Probably a slightly misleading title, but a good way to get attention.
We all know that white rot is a major fungal disease of the onion family, and most of us on NHA have first-hand experience of infected crops.
I’ve been on and off the site since 1985; my most recent spell here started in 2007 on the ominously numbered plot 13. It’s at the bottom east end of the site and the soil is heavy loam with clay in parts. Up till recently the plots in that area suffered from shade cast by very large conifers in the adjoining gardens.

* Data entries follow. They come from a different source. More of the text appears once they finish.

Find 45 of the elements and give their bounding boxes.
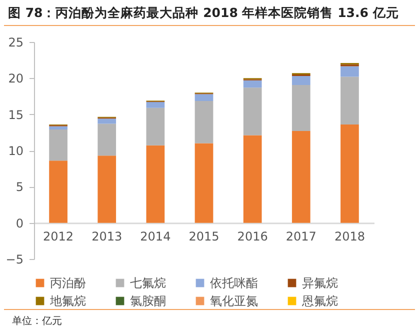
bar [292,76,310,86]
bar [146,108,165,146]
bar [243,135,262,223]
bar [49,160,68,223]
y-tick-label: 20 [8,72,24,86]
x-tick-label: 2018 [334,229,365,244]
chart-title: 图 78：丙泊酚为全麻药最大品种 2018 年样本医院销售 13.6 亿元 [4,0,415,26]
bar [340,66,359,77]
x-tick-label: 2017 [286,229,316,244]
text: 单位：亿元 [4,309,415,330]
bar [292,85,310,131]
bar [98,156,116,223]
y-tick-label: 5 [16,180,24,194]
legend-label: 丙泊酚 [50,276,86,290]
bar [243,80,262,88]
x-tick-label: 2013 [92,229,122,244]
x-tick-label: 2015 [188,229,220,244]
bar [243,88,262,136]
bar [49,126,68,130]
y-tick-label: 15 [8,108,24,122]
bar [292,130,310,223]
legend-label: 氯胺酮 [130,294,166,308]
y-tick-label: 25 [8,36,24,50]
legend-label: 依托咪酯 [210,276,258,290]
bar [146,102,165,108]
bar [194,100,214,144]
legend-label: 地氟烷 [49,294,86,308]
bar [194,94,214,101]
x-tick-label: 2014 [140,229,171,244]
y-tick-label: −5 [6,252,24,266]
bar [340,124,359,223]
bar [49,130,68,161]
bar [146,145,165,223]
legend-label: 恩氟烷 [301,294,338,308]
bar [98,118,116,124]
x-tick-label: 2016 [237,229,268,244]
y-tick-label: 0 [16,216,24,230]
y-tick-label: 10 [8,144,24,158]
x-tick-label: 2012 [43,229,74,244]
bar [340,76,359,124]
legend-label: 异氟烷 [302,276,338,290]
bar [98,124,116,156]
legend-label: 七氟烷 [130,276,166,290]
legend-label: 氧化亚氮 [210,294,258,308]
bar [194,143,214,223]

Despite the unpromising site I successfully grew banana shallots on the plot for several years, always at the top with the lightest soil and most sunshine. The crop was good and stored well. After about three years odd bulbs got white rot, and eventually the incidence was so high that I gave up growing any alliums other than leeks, which were unaffected.

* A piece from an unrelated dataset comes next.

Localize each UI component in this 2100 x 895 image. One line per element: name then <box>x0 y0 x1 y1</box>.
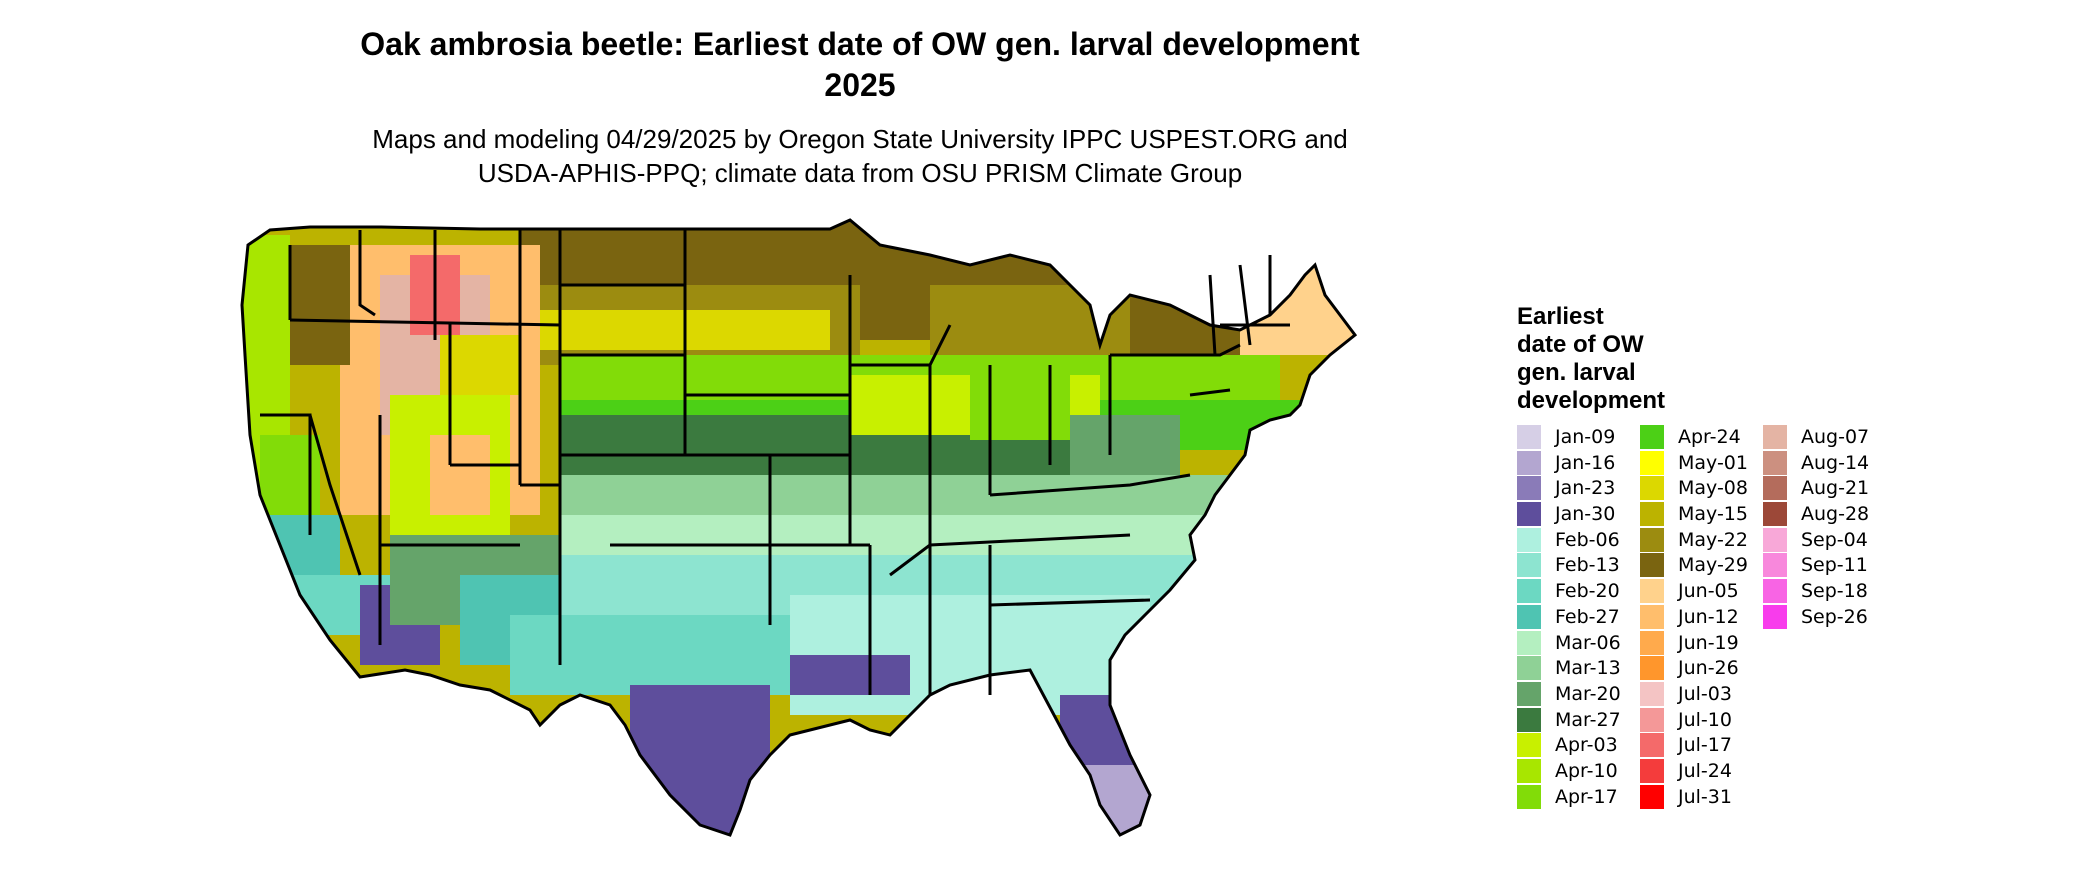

About ten years ago I moved up the bank to plot 21, which is very steep and terraced. The soil there is on a cline, changing from very sandy at the top, to medium loam at the bottom. I was assured that there was no white rot on that plot. I quickly discovered that there was white rot and in thin soil it even affected some leeks. Shallots and onions had 95-100% failure rate due to white rot. I was able to harvest the bulbs but this involved skinning and storage in the freezer. Given the cost of banana shallots this was worthwhile. I don’t regard growing onions in white rot ground as worth it given their bulk and low cost.
Around that time, I spoke to Jim Duffy, our resident record keeper and master experimenter. He mentioned the use of garlic powder as a possible ‘cure’ for white rot. Information online suggested a regime of digging in a thorough dose of garlic powder each autumn, followed by a top dressing of compost to the bed. In the spring the bed was limed.
I did this and decided to grow banana shallots from seed the following spring. These were sown 2 to a pot in modules in the greenhouse in early March, grown on and planted out on my plot when the leaves were about six inches high. Growth after planting out was good and by July I had fine bulbs, significantly bigger than Sainsburys stock. Harvest produced 90% unaffected bulbs which stored dry. The balance of affected bulbs was frozen. The next year produced a similar result and I thought I’d cracked it. This was a mistake.
In 2019, a year of decent sunshine, but more rain, I followed the same procedure and every bulb of the 120 that I harvested was affected. I reverted to freezing, which ate freezer space.
This year I decided to have one last throw of the dice. I composted a bed in my twenty-foot polytunnel and direct sowed the seeds, reasoning that control of watering might be key. I didn’t apply garlic powder. I hoed a shallow drill between each row and watered into that once the seedlings were established.
By early July the bulbs were pleasingly large as usual, apart from the ones at the very front of the bed where drainage was sharpest.
I stopped watering for about three weeks and lifted the whole crop with a fork, laying the bulbs to dry on mesh frames in the tunnel. There appears to be NO white rot on any bulb. The accompanying picture shows over 130 bulbs, grown in a bed of about 30 square feet.
I can’t account for the success of this crop in any other way than by control of water. The tunnel has the same soil as outside, and has been added to by liberal application of home-made compost which must have plenty of infection in it.
Maybe worth a try if you have a tunnel, can spare the space and do lots of cooking with expensive French style shallots. The seed retails at about £2 for 200 and the strain was Zebrune.